This post aims to describe my experiences from my three-month research internship at Toshiba Research Labs, Bristol, UK and the project I have been working on (September – December 2015).
I remember the day I first went there for my interview. The building was between a wonderful small square park and a river, and it was just 5 minutes walk from the city centre. But this was not the only thing I really liked. Working there I realised the importance of the culture in a firm. I appreciated the importance of collaboration, brainstorming and creativity. It was an academia-like environment; friendly, down-to-earth people with lots of ideas and knowledge on a variety of subjects. Everyone was approachable and you could discuss with them about anything. I could communicate with colleagues effectively without having to worry about business formalities.
The project I worked on was intriguing. That was the main reason I applied for this research internship in the first place. It combined my academic interest on Machine Learning and my personal interest on human wellbeing. In short, the project was about Mood Recognition ar Work using Wearable devices. In other words, understand, learn and attempt to predict someone’s mood (happiness/sadness/anger/stress/boredom/tiredness/excitrment/calmness) using just a wearable device (could be a smart wristband, a chest sensor or anything that is able to capture vital signs). Sounds impossible right? How can you predict such a complicated thing as human emotions? We, as humans, are not able to understand our mood. For example, how would you say you feel right now? Happy, Sad? Ok? This is indicative of the complexity of the problem we were facing. However, we wanted to do unscripted experiments, meaning we did not want to induce any emotions to the participants of our study. We rather wanted them to wear a smart device amd log on their mood in 2-hour intervals while they were still in work as accurate as they could. Surprisingly, at least for me, there was variation in their responses in general. Some higher, some lower but all of them varied. That was encouraging.
We had to study the literature, do some research to answer the following question: How could we extract meaningful features from vital signs and accelerometer signals that will have predictive capabilities in terms of emotions? After some digging around, we found the relevant literature. It was not new concept. There were studies both in Medical literature and in Computer Science, associating heart rate with stress and skin temperature with fatigue. We wanted to take this further. We wanted to check whether a combination of all these could have a more powerful predictive ability. Intuitively, think about the times you felt stressed.
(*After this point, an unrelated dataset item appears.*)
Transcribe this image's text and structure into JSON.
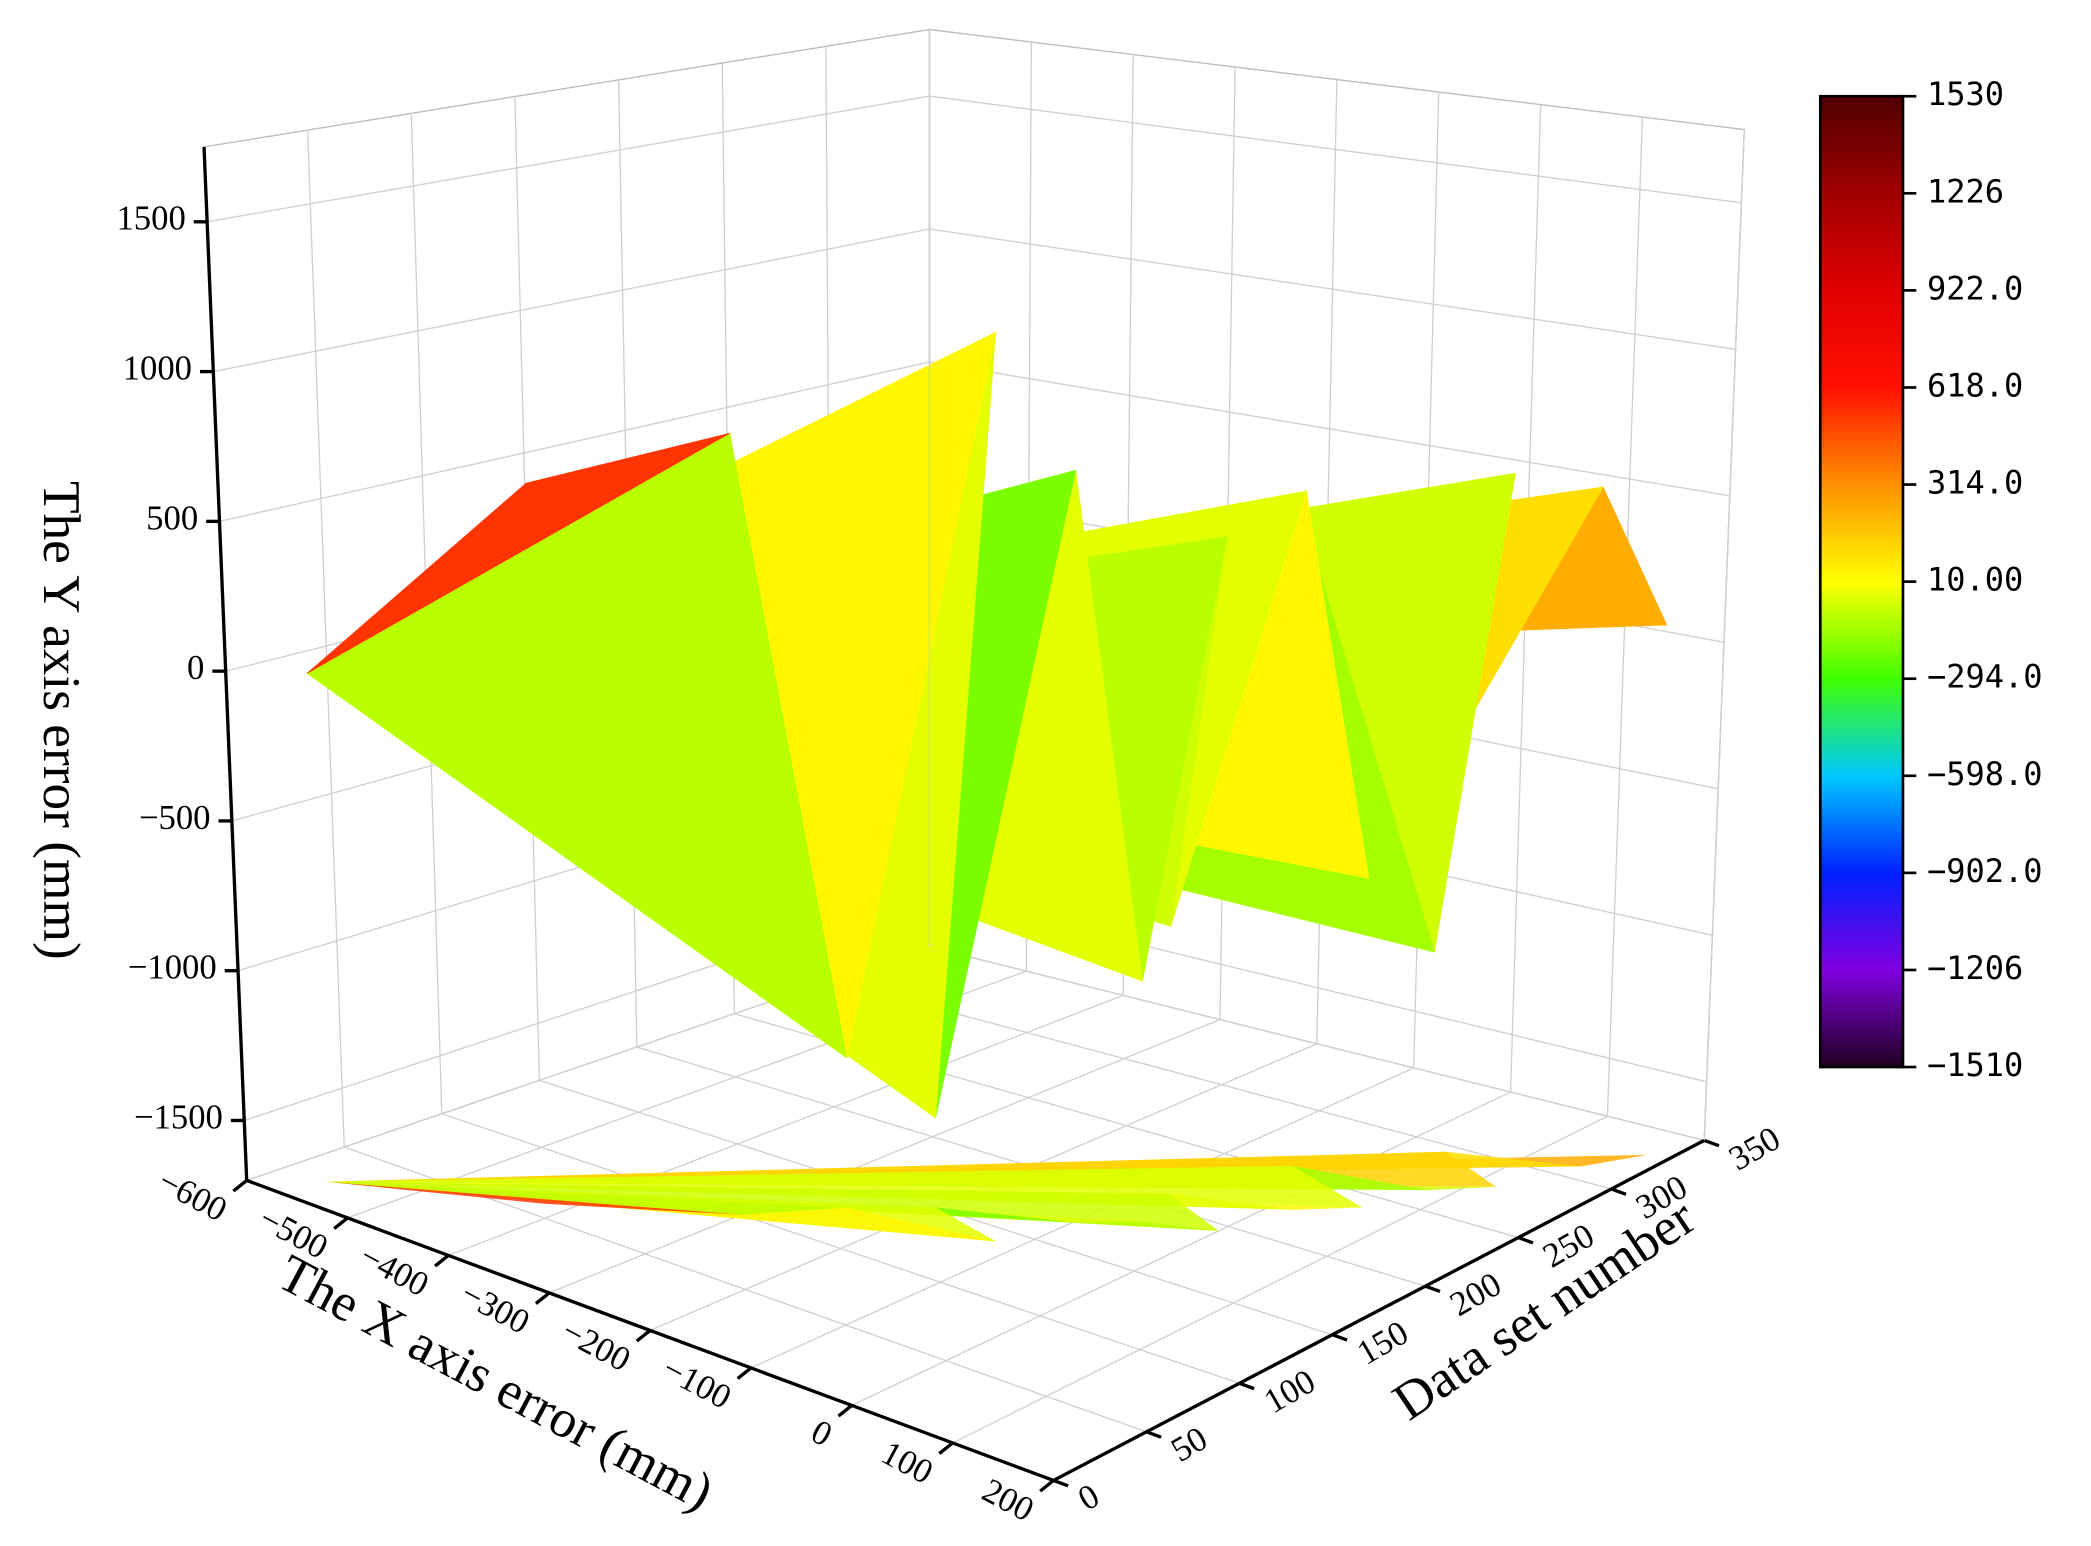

Your heart might pumps faster, but sometimes your foot or hand might be shaking as well. These could be captured by the accelerometer and together could be used as an additional indicator stressful situation.
We ended up with hundreds of features, and tested a number of basic machine learning techniques, such as Decision Trees and SVMs.
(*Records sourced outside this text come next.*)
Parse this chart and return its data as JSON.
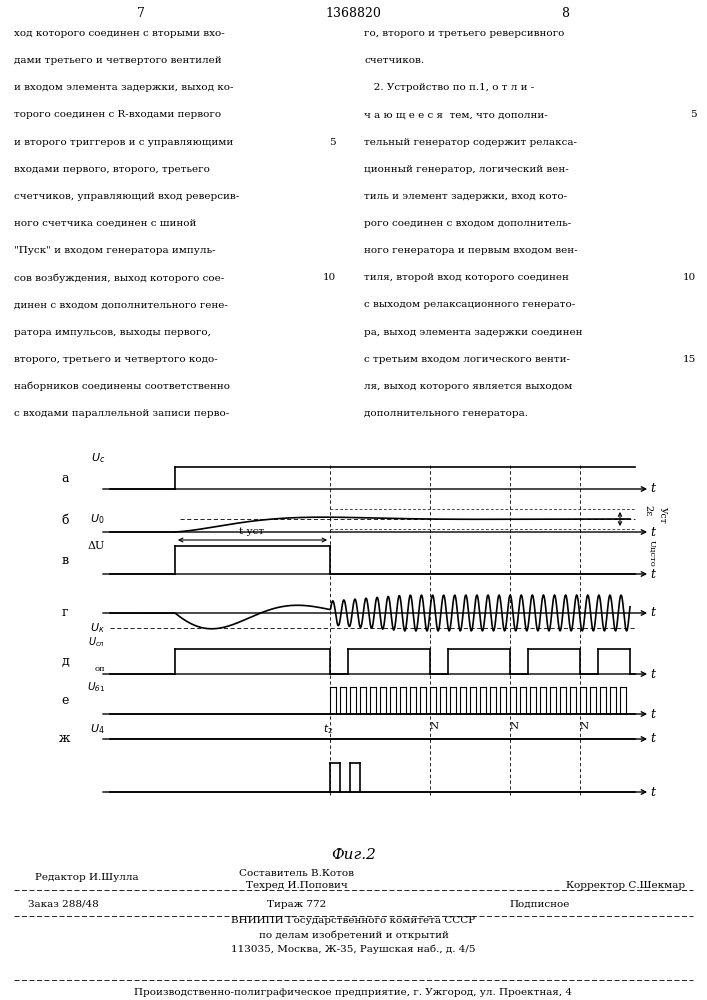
{
  "page_left": "7",
  "page_center": "1368820",
  "page_right": "8",
  "fig_label": "Фиг.2",
  "text_left_lines": [
    "ход которого соединен с вторыми вхо-",
    "дами третьего и четвертого вентилей",
    "и входом элемента задержки, выход ко-",
    "торого соединен с R-входами первого",
    "и второго триггеров и с управляющими",
    "входами первого, второго, третьего",
    "счетчиков, управляющий вход реверсив-",
    "ного счетчика соединен с шиной",
    "\"Пуск\" и входом генератора импуль-",
    "сов возбуждения, выход которого сое-",
    "динен с входом дополнительного гене-",
    "ратора импульсов, выходы первого,",
    "второго, третьего и четвертого кодо-",
    "наборников соединены соответственно",
    "с входами параллельной записи перво-"
  ],
  "text_left_linenum": [
    0,
    0,
    0,
    0,
    5,
    0,
    0,
    0,
    0,
    10,
    0,
    0,
    0,
    0,
    0
  ],
  "text_right_lines": [
    "го, второго и третьего реверсивного",
    "счетчиков.",
    "   2. Устройство по п.1, о т л и -",
    "ч а ю щ е е с я  тем, что дополни-",
    "тельный генератор содержит релакса-",
    "ционный генератор, логический вен-",
    "тиль и элемент задержки, вход кото-",
    "рого соединен с входом дополнитель-",
    "ного генератора и первым входом вен-",
    "тиля, второй вход которого соединен",
    "с выходом релаксационного генерато-",
    "ра, выход элемента задержки соединен",
    "с третьим входом логического венти-",
    "ля, выход которого является выходом",
    "дополнительного генератора."
  ],
  "text_right_linenum": [
    0,
    0,
    0,
    5,
    0,
    0,
    0,
    0,
    0,
    10,
    0,
    0,
    15,
    0,
    0
  ],
  "footer_editor": "Редактор И.Шулла",
  "footer_compiler": "Составитель В.Котов",
  "footer_techred": "Техред И.Попович",
  "footer_corrector": "Корректор С.Шекмар",
  "footer_order": "Заказ 288/48",
  "footer_circulation": "Тираж 772",
  "footer_subscription": "Подписное",
  "footer_vniip": "ВНИИПИ Государственного комитета СССР",
  "footer_affairs": "по делам изобретений и открытий",
  "footer_address": "113035, Москва, Ж-35, Раушская наб., д. 4/5",
  "footer_enterprise": "Производственно-полиграфическое предприятие, г. Ужгород, ул. Проектная, 4"
}
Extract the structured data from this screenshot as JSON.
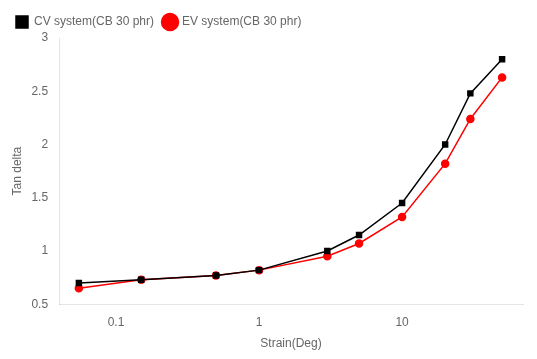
{
  "chart_data": {
    "type": "line",
    "x": [
      0.055,
      0.15,
      0.5,
      1.0,
      3.0,
      5.0,
      10.0,
      20.0,
      30.0,
      50.0
    ],
    "series": [
      {
        "name": "CV system(CB 30 phr)",
        "color": "#000000",
        "marker": "square",
        "values": [
          0.7,
          0.73,
          0.77,
          0.82,
          1.0,
          1.15,
          1.45,
          2.0,
          2.48,
          2.8
        ]
      },
      {
        "name": "EV system(CB 30 phr)",
        "color": "#ff0000",
        "marker": "circle",
        "values": [
          0.65,
          0.73,
          0.77,
          0.82,
          0.95,
          1.07,
          1.32,
          1.82,
          2.24,
          2.63
        ]
      }
    ],
    "xlabel": "Strain(Deg)",
    "ylabel": "Tan delta",
    "log": "x",
    "xlim": [
      0.04,
      70
    ],
    "xticks": [
      0.1,
      1,
      10
    ],
    "ylim": [
      0.5,
      3.0
    ],
    "yticks": [
      0.5,
      1.0,
      1.5,
      2.0,
      2.5,
      3.0
    ],
    "grid": false,
    "legend": "upper left"
  }
}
Our results were good enough, comparable to those in literature. Thus, we decided to publish our findings in the PerCom 2016 conference proceedings (WristSense Workshop)(http://ieeexplore.ieee.org/document/7457166/).
Further, a number of ideas for patents were discussed and exciting new venues for potential work was drawn.
Overall, I would recommend an internship during a PhD programme as it is a very rewarding experience.
I would like to take this opportunity to thank all of the employees, managers, directors there for the unique experience and their confidence in me.